PETOŠEVIĆ PEOPLE: Q&A with Saša Radojčić

On his thirteenth anniversary in the firm, we talked to Administrative Assistant Saša Radojčić based in our Belgrade office. After studying languages and working as a translator, Saša joined PETOŠEVIĆ where he has been working as an administrator since 2009. We asked Saša about his work, his favorite pastimes, things most people don’t know about him, and much more.

  1. How did you start your career in IP?

    I met someone from the PETOŠEVIĆ Belgrade office while helping my father with his work, and it turned out they had an opening, so I came in for an interview, and here I am, still!

  2. What is the most challenging aspect of your work?

    Making quick decisions according to a set of rules which are not always applicable.

  3. What do you most enjoy doing at work?

    I like the people I am working with. I also like the notion of protecting ideas. A friend recently asked me why I paid for a digital book by one of my favorite authors and I was surprised that I had to explain to an educated person how I wanted to support someone whose work I liked. Ideas are important.

  4. What would you be working in, if you weren’t working in IP?

    I studied languages, so something that has to do with interpreting or translation, although I do translate a decent number of documents as part of my work anyway.

  5. What was the first job you’ve ever had?

    I worked summers with my father because he believed in creating good working habits and teaching me the value of money, not simply giving me an allowance; I translated several novels as well. The first office job I had was at a local newspaper translating articles from foreign newspapers.

  6. What is your favorite thing to do when you are not working?

    I like playing video and board games. I have a big collection of board games, and have met some of my best friends in a local club playing together.

  7. What book did you read last?

    I have been reading a hard science fiction book series lately, “The Expanse” by James S. A. Corey, which explores what would happen if humans met an extraterrestrial intelligence and ended up turning against each other. There is also an acclaimed Amazon series based on the books.

  8. What is your favorite song/music at the moment?

    I have been listening to heavy guitar bands, but also alternative, indie, Americana, post-rock. I miss going to concerts, the energy of a group of people dancing or jumping to the same beat is something special. Covid spoiled it for me — I cannot feel relaxed in a crowd like I did before, not yet…

  9. What is your favorite dish of all time?

    My childhood favorite is sarma – sour cabbage rolls with minced meat. I also love Asian cuisine, especially Japanese, and if I could, I would eat ramen and sushi every week. I also like a good steak, and Mediterranean cuisine… I like good fresh food.

  10. If you could meet anyone in the world, from the past or present, who would it be and why?

    People say it’s not good to meet your idols and I tend to agree with that. I am happy being a consumer of people’s work rather than meeting them and potentially being disappointed.

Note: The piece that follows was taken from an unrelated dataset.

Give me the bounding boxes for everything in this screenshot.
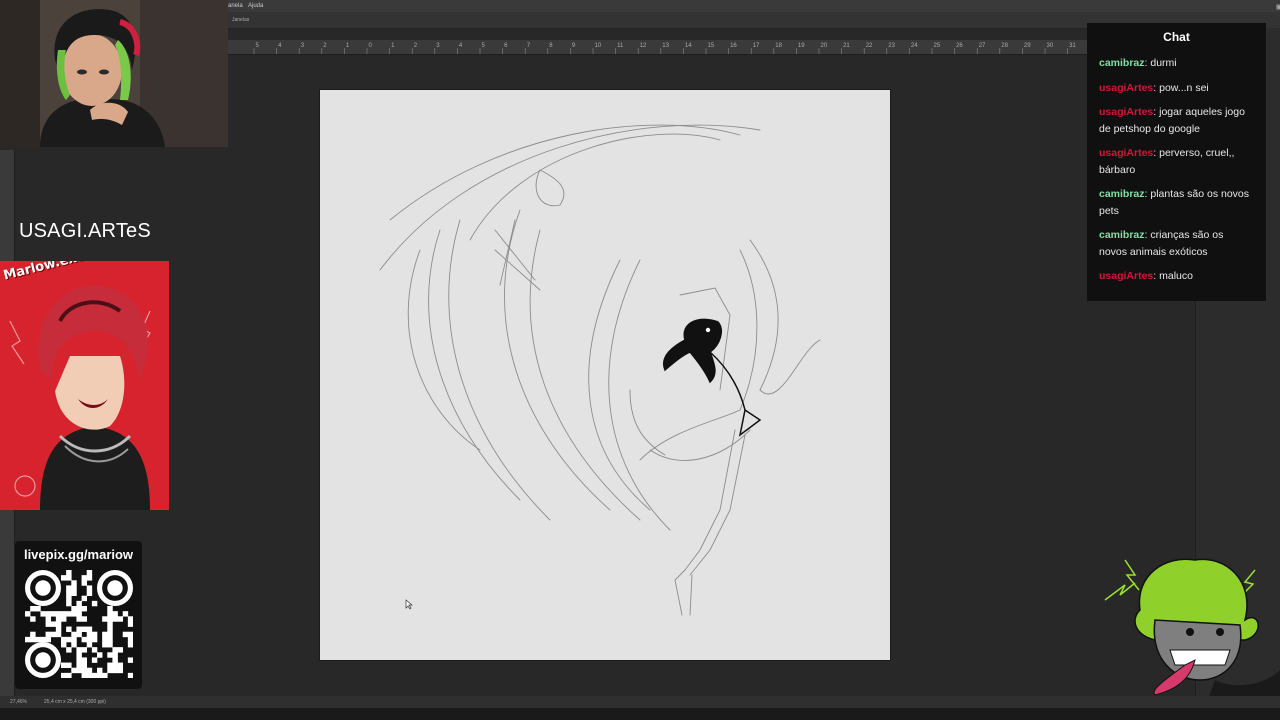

  11. What was your favorite subject in school and why?

    English and French were easy for me, and fun, because I got to learn about other cultures through these subjects.

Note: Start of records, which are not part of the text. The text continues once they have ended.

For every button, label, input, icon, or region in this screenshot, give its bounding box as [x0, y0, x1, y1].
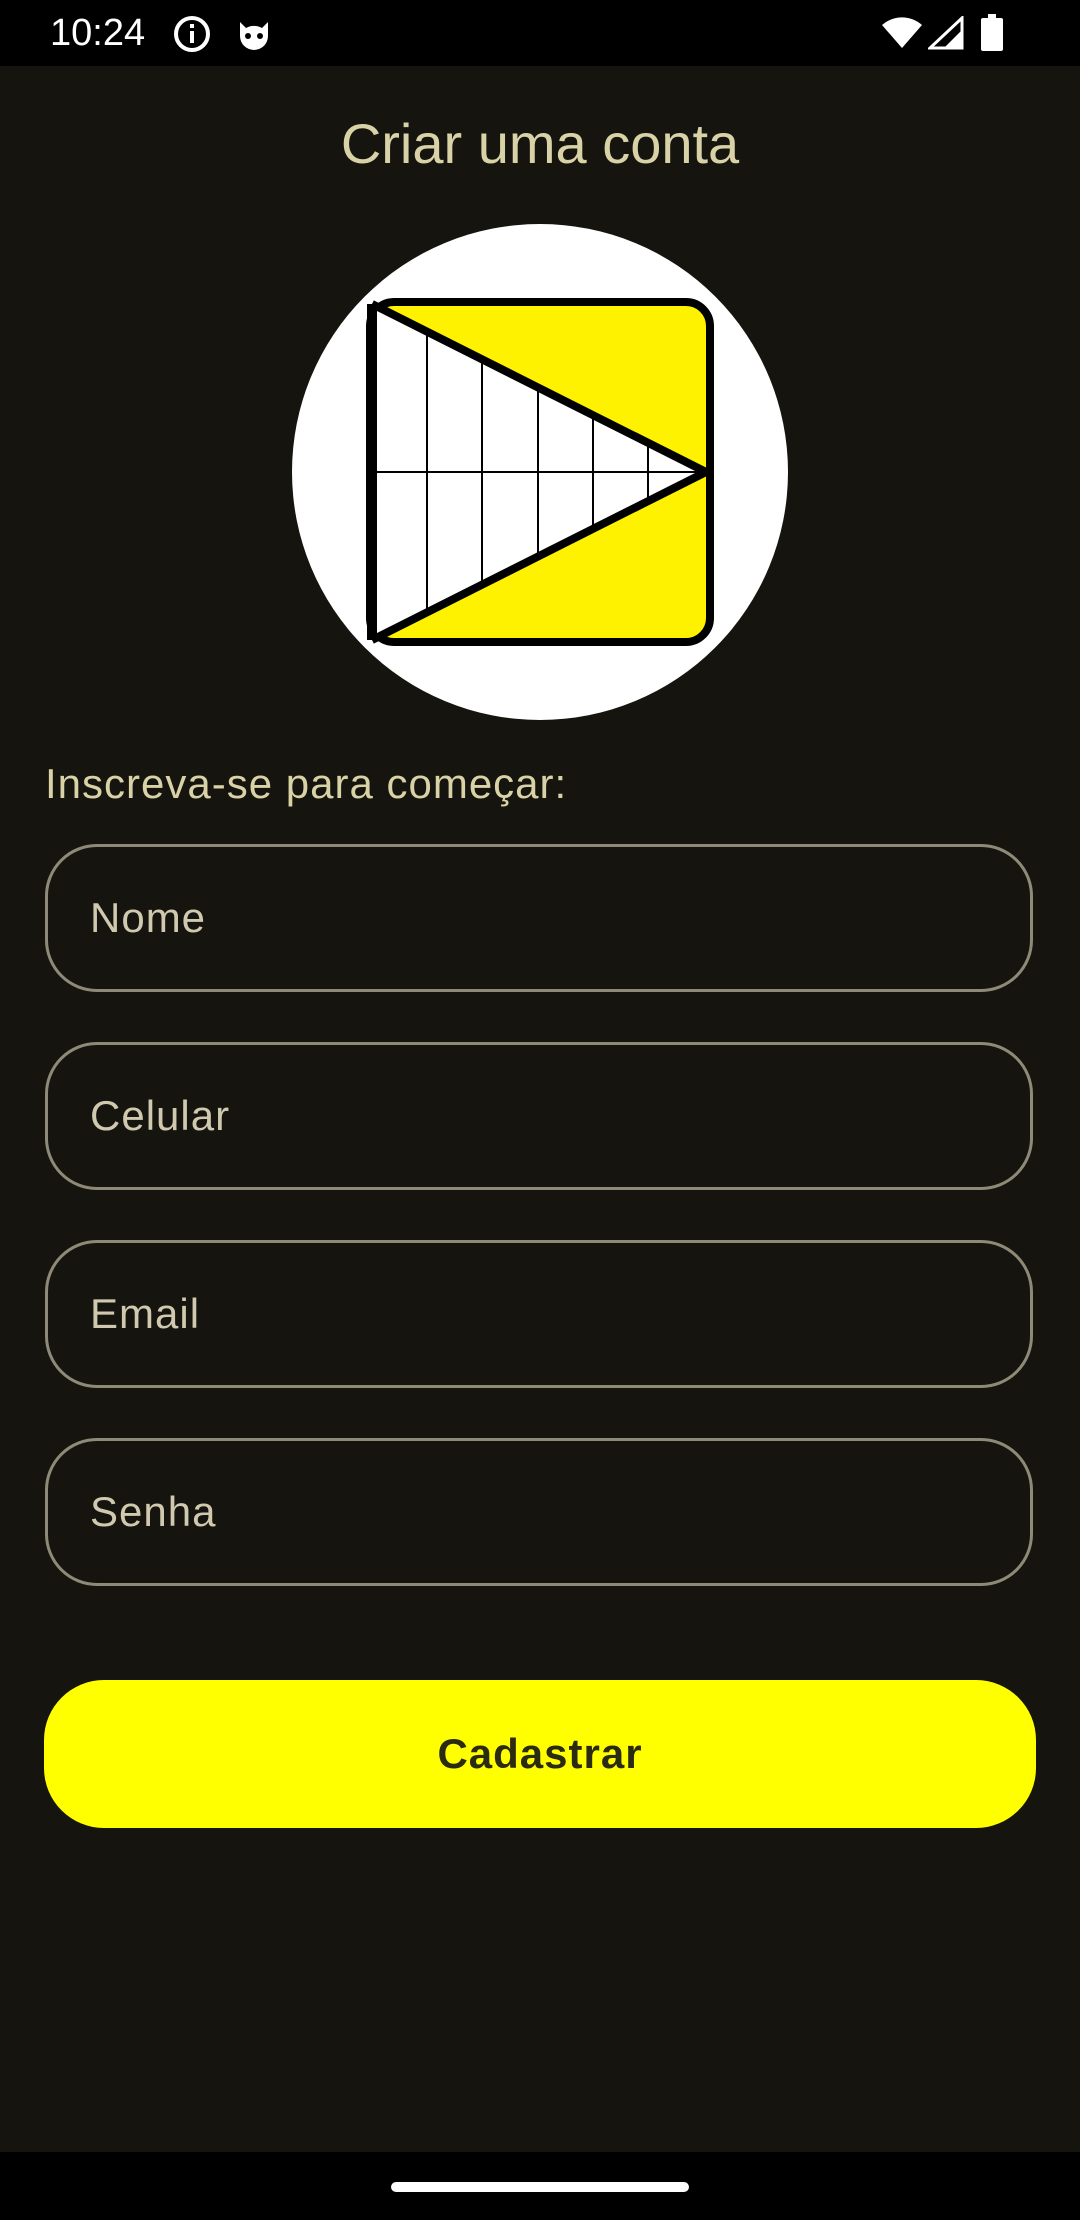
home-gesture-handle[interactable]	[391, 2182, 689, 2192]
password-field[interactable]: Senha	[45, 1438, 1033, 1586]
register-button[interactable]: Cadastrar	[44, 1680, 1036, 1828]
info-icon	[174, 16, 210, 52]
name-field[interactable]: Nome	[45, 844, 1033, 992]
wifi-icon	[882, 17, 922, 48]
status-bar: 10:24	[0, 0, 1080, 66]
email-field[interactable]: Email	[45, 1240, 1033, 1388]
navigation-bar	[0, 2152, 1080, 2220]
app-logo-icon	[292, 224, 788, 720]
sign-up-prompt: Inscreva-se para começar:	[45, 760, 568, 807]
sign-up-screen: Criar uma conta Inscreva-se para começar…	[0, 66, 1080, 2152]
phone-field[interactable]: Celular	[45, 1042, 1033, 1190]
status-time: 10:24	[50, 12, 146, 54]
signal-icon	[928, 16, 964, 50]
register-button-label: Cadastrar	[437, 1730, 643, 1777]
cat-face-icon	[240, 22, 268, 50]
page-title: Criar uma conta	[340, 112, 740, 175]
battery-icon	[981, 14, 1003, 51]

  12. What did you want to be when growing up?

    I wanted to grow up to be a writer. I was a voracious reader as a kid and wanted to create something that would captivate other people’s imaginations like the books I read did for me.

  13. Tell us three things most people don’t know about you.

    I follow baseball. I taught myself the Japanese alphabet. I opened a board game café with two friends; it went under because of Covid, but I did meet my wife there!

  14. If you could learn to do anything, what would it be?

    Coding is fascinating to me. Internet is a big part of our lives today and I’m curious about its building blocks and how it all works. It does seem complicated, though.

  15. What is your biggest frustration about the world around you?

    I’ve always felt like a citizen of the world and will never understand how people can see our differences as dividing points.

  16. What is the most important thing you have learned in the last five years?

    I have learned how rewarding but also how difficult it is to raise a small human.

  17. What do you wish you could have told yourself at age 13?

    It gets better. Also, listen to that one friend who tells you to mine a bitcoin.

  18. What cities/countries have you lived in?

    I have lived in several cities in what today are Croatia and Serbia. There is a certain warmth in the people of the Balkans and perseverance under the most difficult circumstances.

  19. If you could live in another country of the 30+ countries where PETOŠEVIĆ operates, which would you pick and why?

    There are many interesting countries in which the Group operates. However, it would be refreshing to live in a country where everything works smoothly and you don’t really have to think about politics, so I would perhaps pick Luxembourg.

  20. If someone came to your city for 24 hours, where would you take them?

    I would take them for a walk downtown to see the sights, stop to get some good food and finish the day with drinks by the river in the evening.